Contactée sur ses délais de réponse dans le dossier de Gabrielle, l’Assistance publique- Hôpitaux de Paris (AP-HP) invoque le secret médical, mais nous assure que le délai moyen d’accès en 2022 est de 33,3 jours pour les dossiers de plus de cinq ans. Quid de l’entretien proposé à Gabrielle ? « La finalité de cette consul­ta­tion est de favoriser l’accès direct et la com­pré­hen­sion des infor­ma­tions la concer­nant. » Mais pour la première concernée, cette pro­po­si­tion de rendez-vous à Paris a constitué un « nouveau frein » : « Tout le monde n’a pas la force de se rendre sur place, et beaucoup d’entre nous sont en rupture avec le milieu médical. » Elle confie avoir appré­hen­dé ce moment et réfléchi lon­gue­ment avant d’accepter. Jean-Marcel Mourgues, du Cnom, confirme qu’un médecin peut proposer cet accom­pa­gne­ment « s’il a des raisons per­ti­nentes », mais insiste : ces situa­tions sont « tout à fait excep­tion­nelles ». Comment expliquer les dif­fi­cul­tés pour accéder à ses données médicales ? « Récupérer ton dossier n’est pas une démarche neutre aux yeux des médecins, analyse Gabrielle. Le dossier est un lieu d’expertise et quand tu le demandes, tu reprends en main une histoire qui désormais leur échappe. Il y a une forme de résis­tance du pouvoir médical vis-à-vis de nous. »

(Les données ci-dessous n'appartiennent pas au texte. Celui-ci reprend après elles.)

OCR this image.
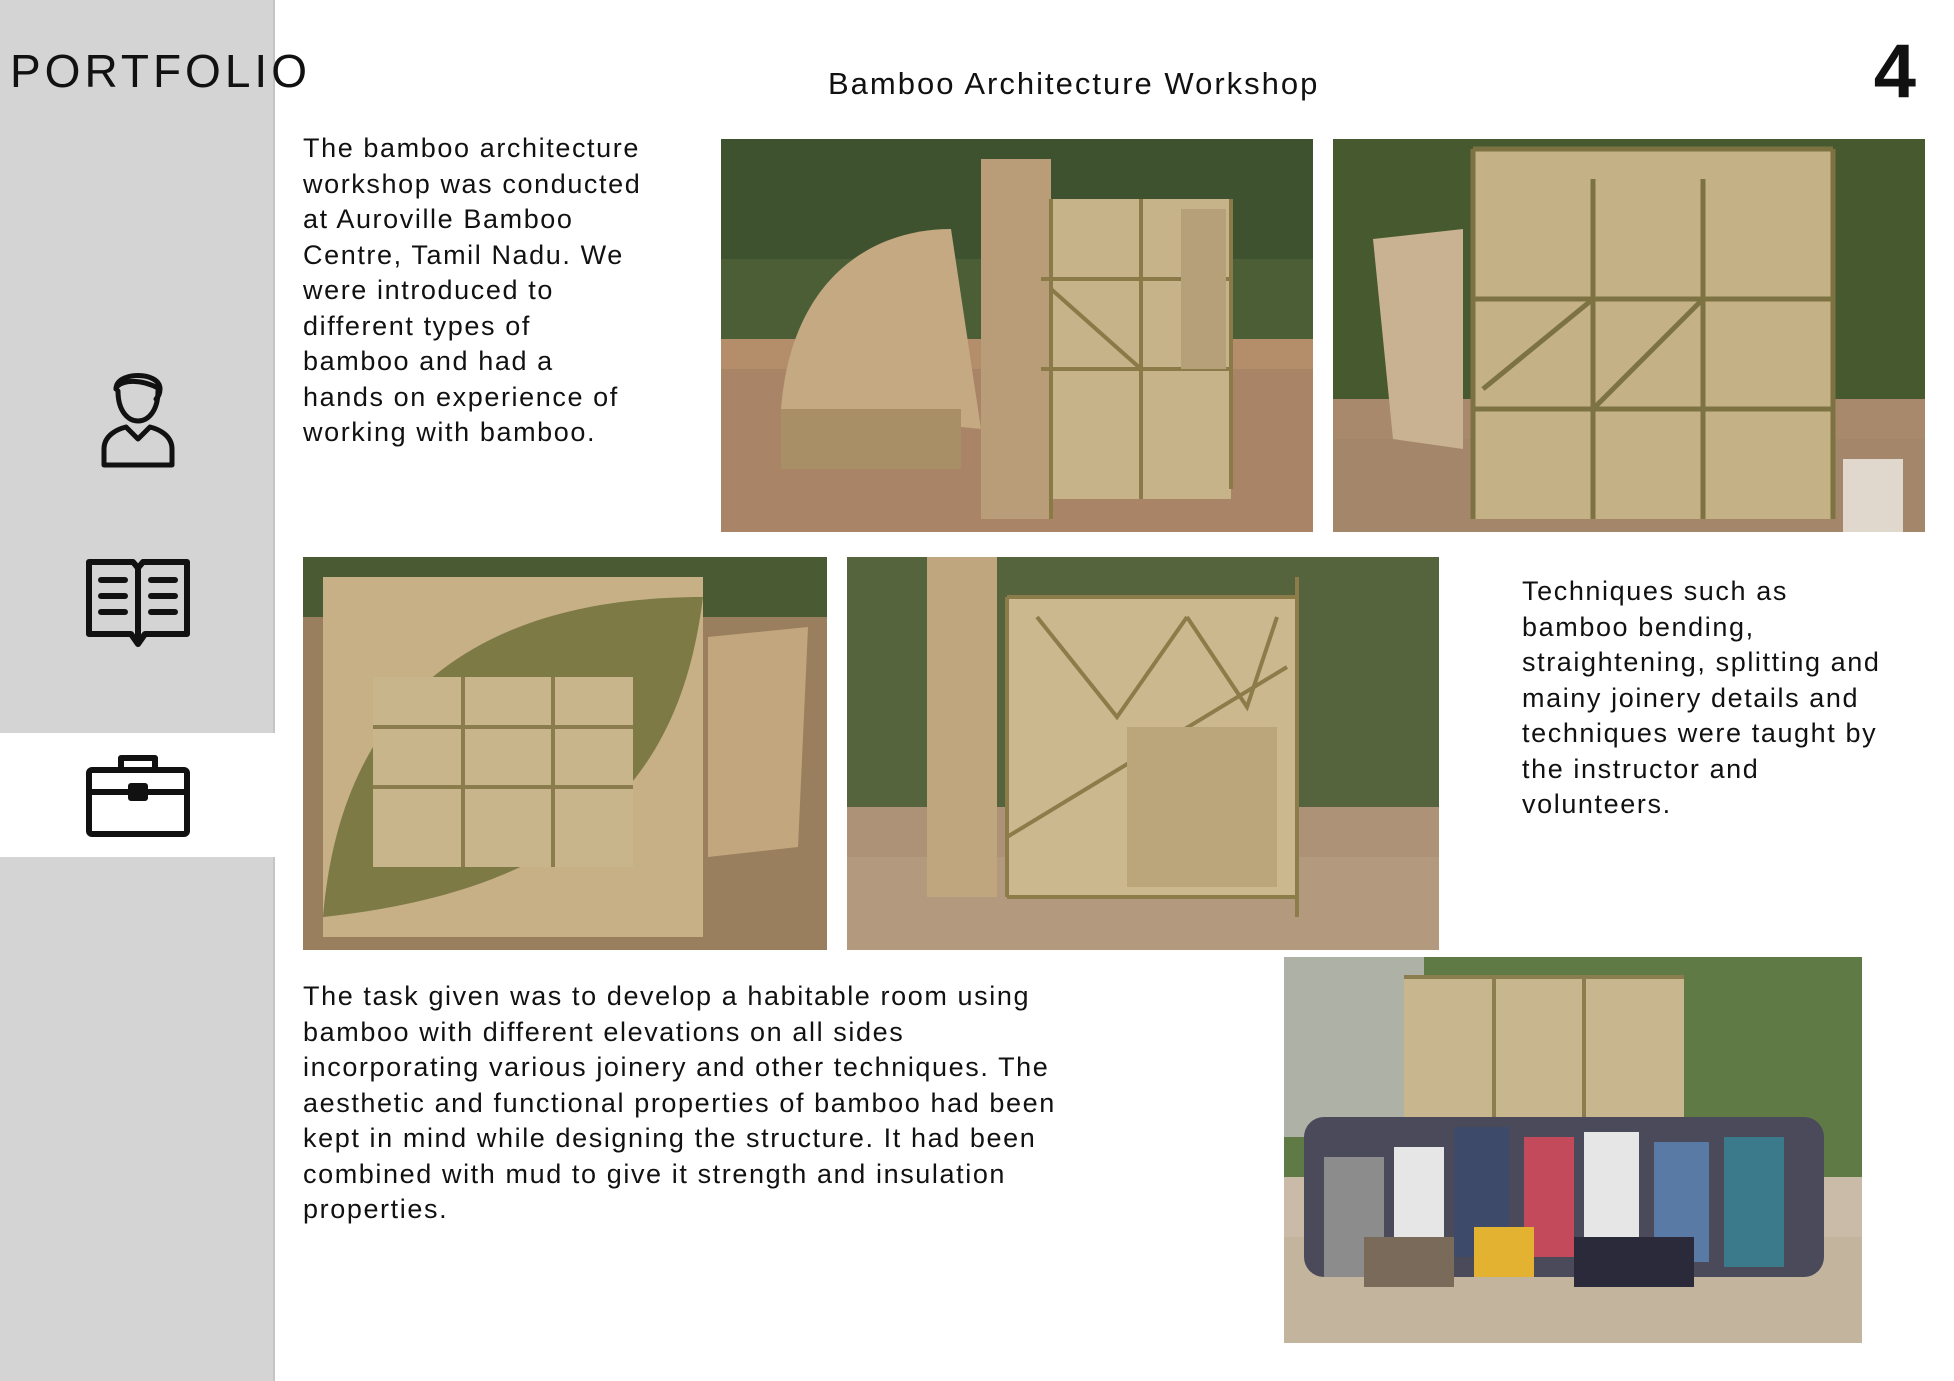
PORTFOLIO	4
Bamboo Architecture Workshop

The bamboo architecture
workshop was conducted
at Auroville Bamboo
Centre, Tamil Nadu. We
were introduced to
different types of
bamboo and had a
hands on experience of
working with bamboo.

Techniques such as
bamboo bending,
straightening, splitting and
mainy joinery details and
techniques were taught by
the instructor and
volunteers.

The task given was to develop a habitable room using
bamboo with different elevations on all sides
incorporating various joinery and other techniques. The
aesthetic and functional properties of bamboo had been
kept in mind while designing the structure. It had been
combined with mud to give it strength and insulation
properties.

D’autant que, à la lecture des dossiers, la question de la médecine basée sur les faits – evidence based medicine, une pratique qui se fonde sur des preuves scien­ti­fiques, ligne direc­trice de la pratique médicale actuelle – se pose. Selon les arguments de l’époque, c’est pour leur éviter tout risque de cancer que Mö et Gabrielle ont subi une ablation de leurs gonades (tes­ti­cules et ovaires) lorsqu’iels étaient mineur·es, ce qui les a empêché·es de produire des hormones natu­rel­le­ment. Or, aucune étude ne prouvait alors que ce type de cas­tra­tion pré­sen­tait un intérêt supérieur à la simple sur­veillance d’un éventuel cancer. D’ailleurs, depuis quelques années, les médecins préfèrent un suivi régulier à une inter­ven­tion chirurgicale.

 

Des « sujets d’expérimentation »

Récupérer un dossier, c’est aussi être confronté·e à l’appréhension patho­lo­gique des corps inter­sexués par l’institution médicale. À la lecture du sien, Alex, pointant les termes déshu­ma­ni­sants qui y figurent, dit avoir eu « l’impression d’avoir été un sujet d’expérimentation : ils ont disséqué un animal légen­daire ». Un constat qui fait écho au terme de « pseudo-hermaphrodisme » que Mathieu Le Mentec, né en 1979, a découvert sous la plume des médecins qui l’ont traité. Quant à Mischa, militant au sein du CIA à Tours (Indre-et-Loire), il souligne les effets de réi­fi­ca­tion dont les personnes inter­sexes sont victimes : sans ques­tion­ner les enjeux de santé mentale liés à ce type d’opération, « les médecins parlent par exemple de “résultat réussi”, comme on com­men­te­rait une sculpture ». Mischa se remémore aussi les multiples aus­cul­ta­tions invasives qui par­ti­cipent de la déshu­ma­ni­sa­tion – en plus de consti­tuer de poten­tiels abus. « Quand tu es nu, à 8 ans, devant une assemblée de médecins qui viennent t’ausculter, te tripoter, sans te regarder… tu es un objet. J’ai dissocié mon esprit de mon corps pour survivre à cette mal­trai­tan­cee. »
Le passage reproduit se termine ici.